29 June 2026

Immortality Writ Small


          In 1978, my late father-in-law gave my wife a dehumidifier for the old house she bought in Hartford, Connecticut.  At issue was the damp basement, an environment well suited for growing mildew, colossal spiderwebs, or even some varieties of edible fungi.  The dehumidifier was a well-used appliance even then, so conservatively, already about ten years old. 

        Last week, after giving us years of continuous service (I’d let it rest for maybe four months during the cold weather) it gave up the ghost, and I think the ghost itself has probably died of old age.

        I have a bench grinder that I often use to clean metal parts and sharpen tools.  I inherited it from my grandfather, who told me when I was a little kid that the motor was over a hundred years old.  I’m now 75, so do the math.

 

        They don’t make ‘em like that anymore. 

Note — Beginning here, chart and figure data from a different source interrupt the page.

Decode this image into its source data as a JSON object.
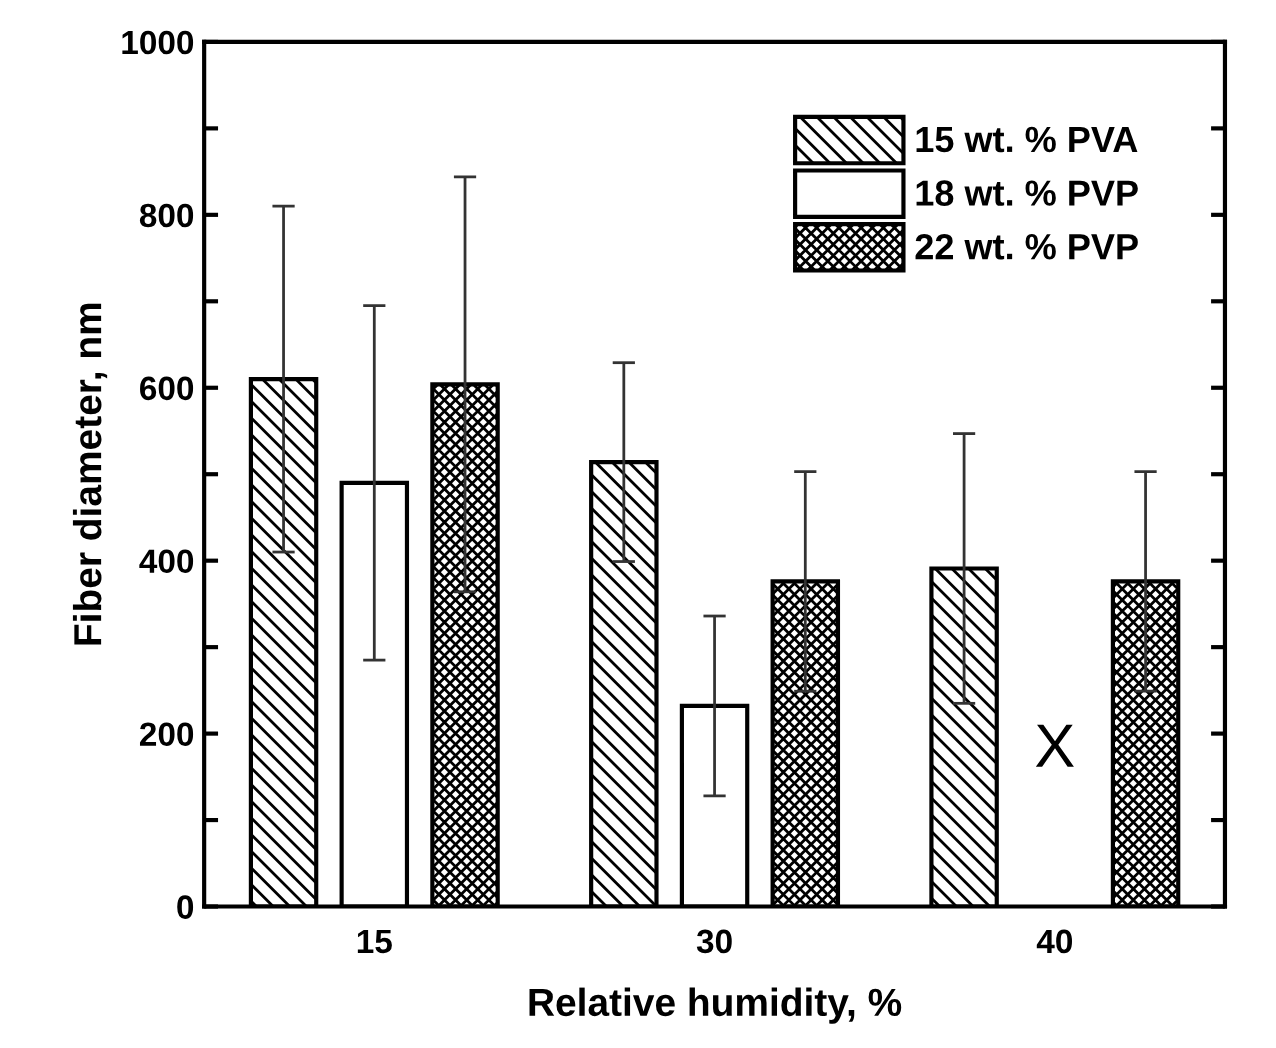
{
  "chart_data": {
    "type": "bar",
    "xlabel": "Relative humidity, %",
    "ylabel": "Fiber diameter, nm",
    "categories": [
      "15",
      "30",
      "40"
    ],
    "series": [
      {
        "name": "15 wt. % PVA",
        "color": "#000000",
        "values": [
          610,
          514,
          391
        ],
        "errors": [
          200,
          115,
          156
        ]
      },
      {
        "name": "18 wt. % PVP",
        "color": "#ffffff",
        "values": [
          490,
          232,
          null
        ],
        "errors": [
          205,
          104,
          null
        ]
      },
      {
        "name": "22 wt. % PVP",
        "color": "#000000",
        "values": [
          604,
          376,
          376
        ],
        "errors": [
          240,
          127,
          127
        ]
      }
    ],
    "annotations": [
      "X"
    ],
    "ylim": [
      0,
      1000
    ],
    "yticks": [
      0,
      {
        "value": 100,
        "label": null
      },
      200,
      {
        "value": 300,
        "label": null
      },
      400,
      {
        "value": 500,
        "label": null
      },
      600,
      {
        "value": 700,
        "label": null
      },
      800,
      {
        "value": 900,
        "label": null
      },
      1000
    ],
    "grid": false,
    "legend": "top right"
  }
}
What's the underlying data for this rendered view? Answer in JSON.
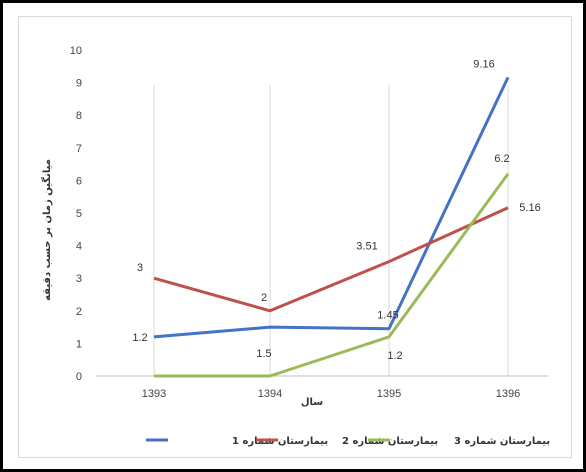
{
  "chart_data": {
    "type": "line",
    "categories": [
      "1393",
      "1394",
      "1395",
      "1396"
    ],
    "series": [
      {
        "name": "بیمارستان شماره 1",
        "color": "#4472c4",
        "values": [
          1.2,
          1.5,
          1.45,
          9.16
        ],
        "labels": [
          "1.2",
          "1.5",
          "1.45",
          "9.16"
        ]
      },
      {
        "name": "بیمارستان شماره 2",
        "color": "#c0504d",
        "values": [
          3,
          2,
          3.51,
          5.16
        ],
        "labels": [
          "3",
          "2",
          "3.51",
          "5.16"
        ]
      },
      {
        "name": "بیمارستان شماره 3",
        "color": "#9bbb59",
        "values": [
          0,
          0,
          1.2,
          6.2
        ],
        "labels": [
          "",
          "",
          "1.2",
          "6.2"
        ]
      }
    ],
    "xlabel": "سال",
    "ylabel": "میانگین زمان بر حسب دقیقه",
    "ylim": [
      0,
      10
    ],
    "yticks": [
      "0",
      "1",
      "2",
      "3",
      "4",
      "5",
      "6",
      "7",
      "8",
      "9",
      "10"
    ],
    "grid": "vertical-lines-at-categories",
    "legend": "bottom"
  }
}
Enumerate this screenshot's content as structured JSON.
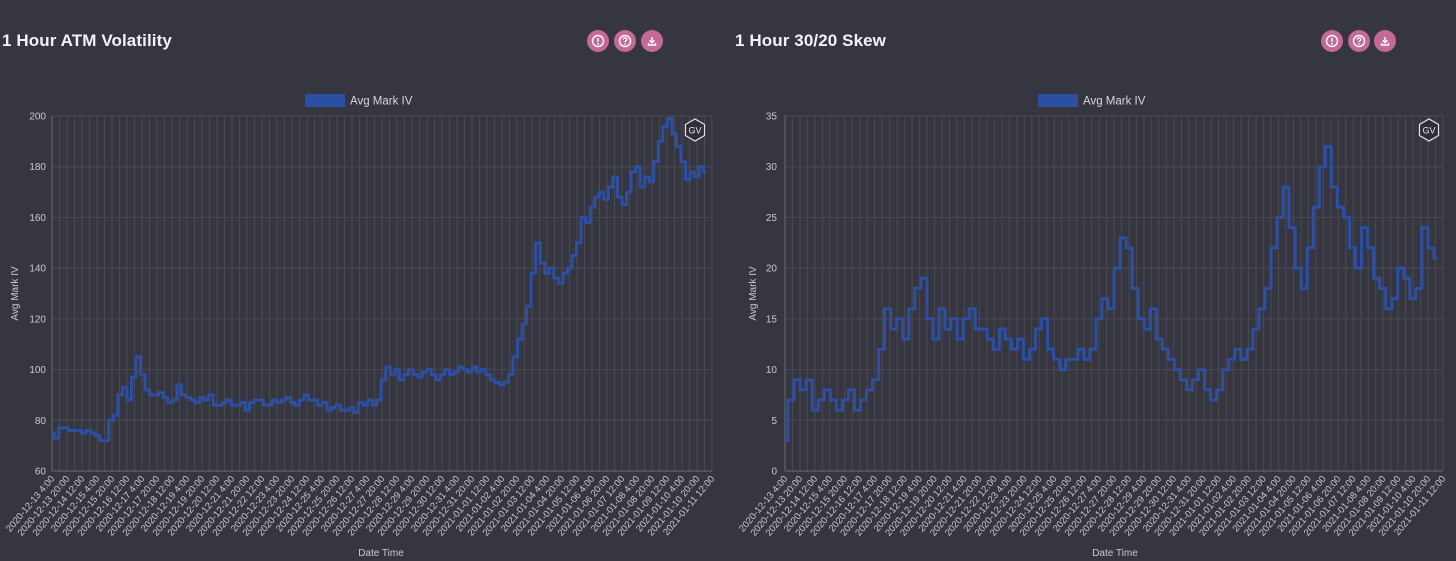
{
  "panels": [
    {
      "title": "1 Hour ATM Volatility",
      "icons": [
        "info-icon",
        "help-icon",
        "download-icon"
      ],
      "badge": "GV"
    },
    {
      "title": "1 Hour 30/20 Skew",
      "icons": [
        "info-icon",
        "help-icon",
        "download-icon"
      ],
      "badge": "GV"
    }
  ],
  "colors": {
    "series": "#2d4fa3",
    "grid": "#4a4a55",
    "axis_text": "#c9c9cf"
  },
  "chart_data": [
    {
      "type": "line",
      "title": "1 Hour ATM Volatility",
      "xlabel": "Date Time",
      "ylabel": "Avg Mark IV",
      "legend": "top-center",
      "grid": true,
      "series": [
        {
          "name": "Avg Mark IV",
          "values": [
            75,
            73,
            77,
            77,
            76,
            76,
            76,
            75,
            76,
            75,
            74,
            72,
            72,
            80,
            82,
            90,
            93,
            88,
            97,
            105,
            98,
            92,
            90,
            90,
            91,
            89,
            87,
            88,
            94,
            90,
            89,
            88,
            87,
            89,
            88,
            90,
            86,
            86,
            87,
            88,
            86,
            86,
            87,
            84,
            87,
            88,
            88,
            86,
            86,
            88,
            87,
            88,
            89,
            87,
            86,
            88,
            90,
            88,
            88,
            86,
            87,
            84,
            85,
            86,
            84,
            84,
            85,
            83,
            87,
            86,
            88,
            86,
            88,
            96,
            101,
            98,
            100,
            96,
            98,
            100,
            98,
            97,
            99,
            100,
            98,
            96,
            98,
            100,
            98,
            99,
            101,
            100,
            99,
            101,
            99,
            100,
            98,
            96,
            95,
            94,
            95,
            98,
            105,
            112,
            118,
            125,
            138,
            150,
            142,
            138,
            140,
            136,
            134,
            138,
            140,
            145,
            150,
            160,
            158,
            164,
            168,
            170,
            167,
            172,
            176,
            168,
            165,
            170,
            178,
            180,
            172,
            176,
            174,
            182,
            190,
            196,
            199,
            193,
            188,
            182,
            175,
            178,
            176,
            180,
            178
          ]
        }
      ],
      "x_labels": [
        "2020-12-13 4:00",
        "2020-12-13 20:00",
        "2020-12-14 12:00",
        "2020-12-15 4:00",
        "2020-12-15 20:00",
        "2020-12-16 12:00",
        "2020-12-17 4:00",
        "2020-12-17 20:00",
        "2020-12-18 12:00",
        "2020-12-19 4:00",
        "2020-12-19 20:00",
        "2020-12-20 12:00",
        "2020-12-21 4:00",
        "2020-12-21 20:00",
        "2020-12-22 12:00",
        "2020-12-23 4:00",
        "2020-12-23 20:00",
        "2020-12-24 12:00",
        "2020-12-25 4:00",
        "2020-12-25 20:00",
        "2020-12-26 12:00",
        "2020-12-27 4:00",
        "2020-12-27 20:00",
        "2020-12-28 12:00",
        "2020-12-29 4:00",
        "2020-12-29 20:00",
        "2020-12-30 12:00",
        "2020-12-31 4:00",
        "2020-12-31 20:00",
        "2021-01-01 12:00",
        "2021-01-02 4:00",
        "2021-01-02 20:00",
        "2021-01-03 12:00",
        "2021-01-04 4:00",
        "2021-01-04 20:00",
        "2021-01-05 12:00",
        "2021-01-06 4:00",
        "2021-01-06 20:00",
        "2021-01-07 12:00",
        "2021-01-08 4:00",
        "2021-01-08 20:00",
        "2021-01-09 12:00",
        "2021-01-10 4:00",
        "2021-01-10 20:00",
        "2021-01-11 12:00"
      ],
      "y_ticks": [
        60,
        80,
        100,
        120,
        140,
        160,
        180,
        200
      ],
      "ylim": [
        60,
        200
      ]
    },
    {
      "type": "line",
      "title": "1 Hour 30/20 Skew",
      "xlabel": "Date Time",
      "ylabel": "Avg Mark IV",
      "legend": "top-center",
      "grid": true,
      "series": [
        {
          "name": "Avg Mark IV",
          "values": [
            3,
            7,
            9,
            8,
            9,
            6,
            7,
            8,
            7,
            6,
            7,
            8,
            6,
            7,
            8,
            9,
            12,
            16,
            14,
            15,
            13,
            16,
            18,
            19,
            15,
            13,
            16,
            14,
            15,
            13,
            15,
            16,
            14,
            14,
            13,
            12,
            14,
            13,
            12,
            13,
            11,
            12,
            14,
            15,
            12,
            11,
            10,
            11,
            11,
            12,
            11,
            12,
            15,
            17,
            16,
            20,
            23,
            22,
            18,
            15,
            14,
            16,
            13,
            12,
            11,
            10,
            9,
            8,
            9,
            10,
            8,
            7,
            8,
            10,
            11,
            12,
            11,
            12,
            14,
            16,
            18,
            22,
            25,
            28,
            24,
            20,
            18,
            22,
            26,
            30,
            32,
            28,
            26,
            25,
            22,
            20,
            24,
            22,
            19,
            18,
            16,
            17,
            20,
            19,
            17,
            18,
            24,
            22,
            21
          ]
        }
      ],
      "x_labels": [
        "2020-12-13 4:00",
        "2020-12-13 20:00",
        "2020-12-14 12:00",
        "2020-12-15 4:00",
        "2020-12-15 20:00",
        "2020-12-16 12:00",
        "2020-12-17 4:00",
        "2020-12-17 20:00",
        "2020-12-18 12:00",
        "2020-12-19 4:00",
        "2020-12-19 20:00",
        "2020-12-20 12:00",
        "2020-12-21 4:00",
        "2020-12-21 20:00",
        "2020-12-22 12:00",
        "2020-12-23 4:00",
        "2020-12-23 20:00",
        "2020-12-24 12:00",
        "2020-12-25 4:00",
        "2020-12-25 20:00",
        "2020-12-26 12:00",
        "2020-12-27 4:00",
        "2020-12-27 20:00",
        "2020-12-28 12:00",
        "2020-12-29 4:00",
        "2020-12-29 20:00",
        "2020-12-30 12:00",
        "2020-12-31 4:00",
        "2020-12-31 20:00",
        "2021-01-01 12:00",
        "2021-01-02 4:00",
        "2021-01-02 20:00",
        "2021-01-03 12:00",
        "2021-01-04 4:00",
        "2021-01-04 20:00",
        "2021-01-05 12:00",
        "2021-01-06 4:00",
        "2021-01-06 20:00",
        "2021-01-07 12:00",
        "2021-01-08 4:00",
        "2021-01-08 20:00",
        "2021-01-09 12:00",
        "2021-01-10 4:00",
        "2021-01-10 20:00",
        "2021-01-11 12:00"
      ],
      "y_ticks": [
        0,
        5,
        10,
        15,
        20,
        25,
        30,
        35
      ],
      "ylim": [
        0,
        35
      ]
    }
  ]
}
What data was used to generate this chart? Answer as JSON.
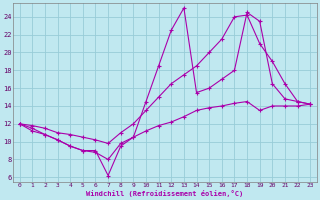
{
  "xlabel": "Windchill (Refroidissement éolien,°C)",
  "bg_color": "#c0e8f0",
  "grid_color": "#98ccd8",
  "line_color": "#aa00aa",
  "xlim": [
    -0.5,
    23.5
  ],
  "ylim": [
    5.5,
    25.5
  ],
  "xticks": [
    0,
    1,
    2,
    3,
    4,
    5,
    6,
    7,
    8,
    9,
    10,
    11,
    12,
    13,
    14,
    15,
    16,
    17,
    18,
    19,
    20,
    21,
    22,
    23
  ],
  "yticks": [
    6,
    8,
    10,
    12,
    14,
    16,
    18,
    20,
    22,
    24
  ],
  "line1_x": [
    0,
    1,
    2,
    3,
    4,
    5,
    6,
    7,
    8,
    9,
    10,
    11,
    12,
    13,
    14,
    15,
    16,
    17,
    18,
    19,
    20,
    21,
    22,
    23
  ],
  "line1_y": [
    12.0,
    11.2,
    10.8,
    10.2,
    9.5,
    9.0,
    8.8,
    8.0,
    9.8,
    10.5,
    11.2,
    11.8,
    12.2,
    12.8,
    13.5,
    13.8,
    14.0,
    14.3,
    14.5,
    13.5,
    14.0,
    14.0,
    14.0,
    14.2
  ],
  "line2_x": [
    0,
    1,
    2,
    3,
    4,
    5,
    6,
    7,
    8,
    9,
    10,
    11,
    12,
    13,
    14,
    15,
    16,
    17,
    18,
    19,
    20,
    21,
    22,
    23
  ],
  "line2_y": [
    12.0,
    11.5,
    10.8,
    10.2,
    9.5,
    9.0,
    9.0,
    6.2,
    9.5,
    10.5,
    14.5,
    18.5,
    22.5,
    25.0,
    15.5,
    16.0,
    17.0,
    18.0,
    24.5,
    23.5,
    16.5,
    14.8,
    14.5,
    14.2
  ],
  "line3_x": [
    0,
    1,
    2,
    3,
    4,
    5,
    6,
    7,
    8,
    9,
    10,
    11,
    12,
    13,
    14,
    15,
    16,
    17,
    18,
    19,
    20,
    21,
    22,
    23
  ],
  "line3_y": [
    12.0,
    11.8,
    11.5,
    11.0,
    10.8,
    10.5,
    10.2,
    9.8,
    11.0,
    12.0,
    13.5,
    15.0,
    16.5,
    17.5,
    18.5,
    20.0,
    21.5,
    24.0,
    24.2,
    21.0,
    19.0,
    16.5,
    14.5,
    14.2
  ]
}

        As much as I appreciate this kind of durability, an important act of mental hygiene when you hit 75 is to avoid fetishizing monuments of the past.  Not completely, of course, but one should heed Springsteen’s cautionary tale, Glory Days, and not be left “with nothing, mister, but boring stories.”


        Speaking of stories, they can also take up residence in the same quadrant of the brain that stores superannuated pop songs, appliances, cars and amber-tinted memories of that first slow dance (in my case, to Don’t Worry, Baby. Not forgetting that.) 


        It’s common sense that impressions of any art form are more fixed when exposed to fresh, unsullied brain cells.  It’s more of a jolt, unregulated by accumulated experience, conscious evaluation and creeping cynicism.  This is why I think of stories by Hemingway, JD Salinger, Shirley Jackson, Thurber, Edgar Allen Poe and Guy De Maupassant as STORIES, and everything that came after simply earnest efforts at achieving that transcendant perfection.


        

M. Maumpassant
        This isn’t good.  In fact, it’s a type of psychological hardening of the arteries.  But once again, the mystery genre stands ready to provide an artery-cleansing antidote.  It’s possible you could read every story published annually by Ellery Queen, Alfred Hitchcock, Mystery Journal, hundreds of short story blogs and countless anthologies, but you’d have to forgo all other pursuits.  I’ve never come close to this, but what I have read are uniformly excellent renditions of the form.  You certainly don’t have to restrict yourself to short-listed Derringer entries, though doing so would likely knock you into Barb Goffman and Art Tayor, brilliant purveyors of both the brief and startlingly fresh.  I assume they’re nagged by the same electronic nuisances as the rest of us yet somehow find a way to conjure the mental state that embraced Chekov, Mansfield and Jorge Luis Borges. 


        When I was an advertising copywriter the assignment I most dreaded was Bumper Sticker, quickly followed by Billboard.  Brevity is not only the soul of wit, it’s freaking near impossible to get right.  We’d often have pages of input, with various supporting documents, and were asked to distill it all down to a tiny little chain of compelling words.  I wanted to say, oh no, please, how about that 12-page brochure with lots of captions and ant type?  (I used to force junior copywriters to study haiku – no better way to pack a lot of meaning into very compact quarters.)

All-time bumper sticker champion.


        Starting a novel feels so much better.  All those pages of story development stretching out before you.  A thousand-word limit?  Not so inviting.  This is why my admiration for you serious short story writers is, well, limitless.  You set yourself a much more difficult task requiring tremendous discipline and control over all the elements of plot, description and character development.  As with haiku, every phrase has to contribute to the whole, its extraction leaving the structure teetering, like knocking out a lolly column. 


        As with ancient bench grinders and short stories, only time will determine ultimate durability.  I can’t know, but I choose to believe that the best of the mystery writers we’re enjoying now will find their work set in all caps in the minds of future septuagenarians.